Gece olan olaylardan sonra çok daha öfkeli olan grupta tartışmalar daha alevli başlamıştı. Harmonium factionun'da yüksek rütbesini açıklayıp belgelerle kanıtlayan egoyagmur'un sözleri daha çok dikkate alınmaya başlamıştı. Bu sırada egoyagmur'un aleyh'ine konuşan olivies dikkatleri üzerine topladı. Daha sonra hatasını anlayıp savunmaya geçmesine rağmen sözleri kalabalığı tatmin etmedi. Yeterli oy birliği sağlanınca egoyagmur'un emriyle olivies linç edildi. Olivies'in gerçek kimliğini öğrenmek amacıyla az biraz büyü bilen bir kaç kişi olivies'in ruhuyla konuştuğunda basit bir harmonium üyesi olduğunu öğrendiler. Pişmanlıkla dağılan kalabalık olaylar üzerine düşünmek için çadırlarına çekildi.


Gün 2, gece.
tunca said:

Gecenin karanlığında sessizce ilerliyordu. Hedefi az ilerideki çadırdı. Bu gece öldüreceği harmonium üyesi oydu. Şanslı piç diye düşündü. Burada kendi factionı'nın dışında daha şeytani bir güç vardı. Belki olacaklardansa uykumda tek bir darbede acısız bir biçimde ölmek daha iyi olurdu. Kafasını sallayıp tekrar hedefine yoğunlaştı. Çadırı açtığında, babacummostors içeride kimsenin olmadığını gördü. Ne yapacağını düşünürken çadırın köşesinde duran bir eşya gözüne takıldı. Şişe'nin ne ile dolu olduğunu farkettiğinde hafif bir hışırtı duydu ve her şey netleşti. "Hasss.." diyerek arkasına döndüğünde, gün içinde gözüktüğünden çok daha farklı gözüken bir harmonium üyesini gördü. "Demek küçük sırrımı öğrendin anarşik köpek." Xaositect yüzünde bir sırıtışla arkasına sana doğru döndü "Acaba sırada hanginiz var ? HAHAHAHAHAAAAA" dedi ve korkuyla uyandınız.

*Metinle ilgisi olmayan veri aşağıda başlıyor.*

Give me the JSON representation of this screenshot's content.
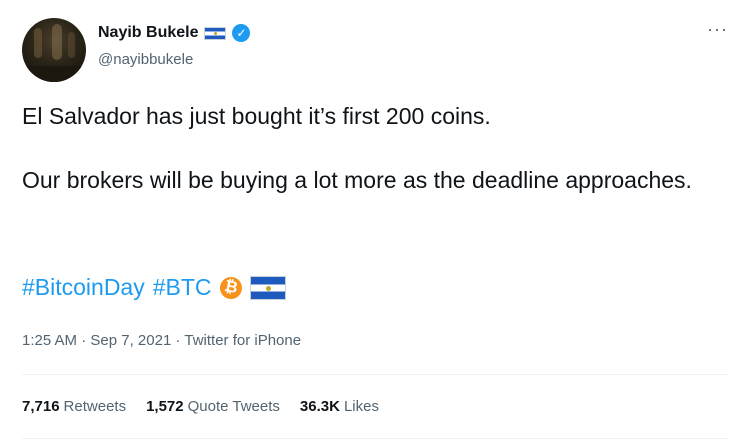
{
  "author": {
    "display_name": "Nayib Bukele",
    "handle": "@nayibbukele",
    "verified_icon": "verified-badge-icon",
    "flag_icon": "el-salvador-flag-icon"
  },
  "more_icon": "more-options-icon",
  "tweet": {
    "line1": "El Salvador has just bought it’s first 200 coins.",
    "line2": "Our brokers will be buying a lot more as the deadline approaches.",
    "hashtag1": "#BitcoinDay",
    "hashtag2": "#BTC",
    "btc_icon": "bitcoin-icon",
    "btc_symbol": "₿"
  },
  "meta": {
    "time": "1:25 AM",
    "sep1": " · ",
    "date": "Sep 7, 2021",
    "sep2": " · ",
    "source": "Twitter for iPhone"
  },
  "stats": {
    "retweets_count": "7,716",
    "retweets_label": "Retweets",
    "quotes_count": "1,572",
    "quotes_label": "Quote Tweets",
    "likes_count": "36.3K",
    "likes_label": "Likes"
  },
  "colors": {
    "link": "#1d9bf0",
    "secondary_text": "#536471",
    "primary_text": "#0f1419",
    "bitcoin": "#f7931a"
  }
}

Rüyadan yola çıkarak herkesin çadırını didik didik aradınız ve hala uyumakta olan kerim'i farkettiniz. kerim'in suratı ve boğazı morarmış, dili dışarı fırlamıştı. Zehir'ler konusunda bilgili olanlarınız kerim'in zehirlendiğine kanaat getirdiniz. Çadırın'da bulduğunuz bir günlüğü okuduğunuzda kerim'in düşündüğünüz kadar normal bir harmonium üyesi olmadığını öğrendiniz. Günlükteki girişlerin bazılarında bir annenin şefkati, bazılarında bir katil'in soğuk kanlılığı bazılarında ise bir muhafız'ın göreve bağlılığı göze batıyordu. Tamamen dengesiz hisler içinde yazılmıştı.

Kerim harmonium skitzo'ydu, babacum ise anarcisht idi.

Gün 3, gündüz.

tunca said:

Günlerdir bu labirente kısılı kalmış harmonium üyeleri
sınırlarına yaklaşmak üzereydiler. Temkin ile paranoya arasında gidip
gelen ruh halleri tartışmalara histerik bir hava katıyordu. Herkes birbirini
yemeye başlamadan önce bir şeyler yapması gerektiğini düşünen egoyagmur, hedef gösterdiği
kimsede çoğunluğu toplayamazken sonunda tartışmaktan yorulan kalabalığı, tartışmalara pek katılmayan
cenxx'in şüpheli olduğuna inandırabilmişti. o sırada tartışmada olmayan, ateş yakmak için odun toplamakta olan
cenxx ise lancelion ense köküne bir hançer sokana kadar halinden memnundu. cenxx'in ruhu çağrılıp
gerçek kimliği sorulduğunda alınan cevap kimsenin hoşuna gitmemişti. Cenxx sıradan bir harmonium üyesiydi.


Gün 3, gece.

tunca said:

1-Bu gece şanslı olmayı diliyordu. Geldiğinden beri her gece birini izliyordu ama şansı yaver gitmemişti. Nameless çalının içinde biraz kıpırdanıp daha rahat bir pozisyona geçti ve hedefini izlemeye devam etti.

2-Bu geceki hedefine erkenden karar vermişti. Gündüz'den beri gözü lancelion'un üzerindeydi. Çadırını lancelion'un çadırını görücek şekilde yerleştirmişti. Çoğunluk derin uykuya dalana kadar bekleyecekti. Bir gözü açık çadırın çıkışına bakarken uyuyor gibi yapıyordu. Beklediğinin aksine aradan bir süre geçtikten sonra lancelion etrafı kolaçan ederek çadırından çıktı ve kampın dışına doğru ilerlemeye başladı. Bunu fırsat bilerek hemen lancelion'u takibe aldı.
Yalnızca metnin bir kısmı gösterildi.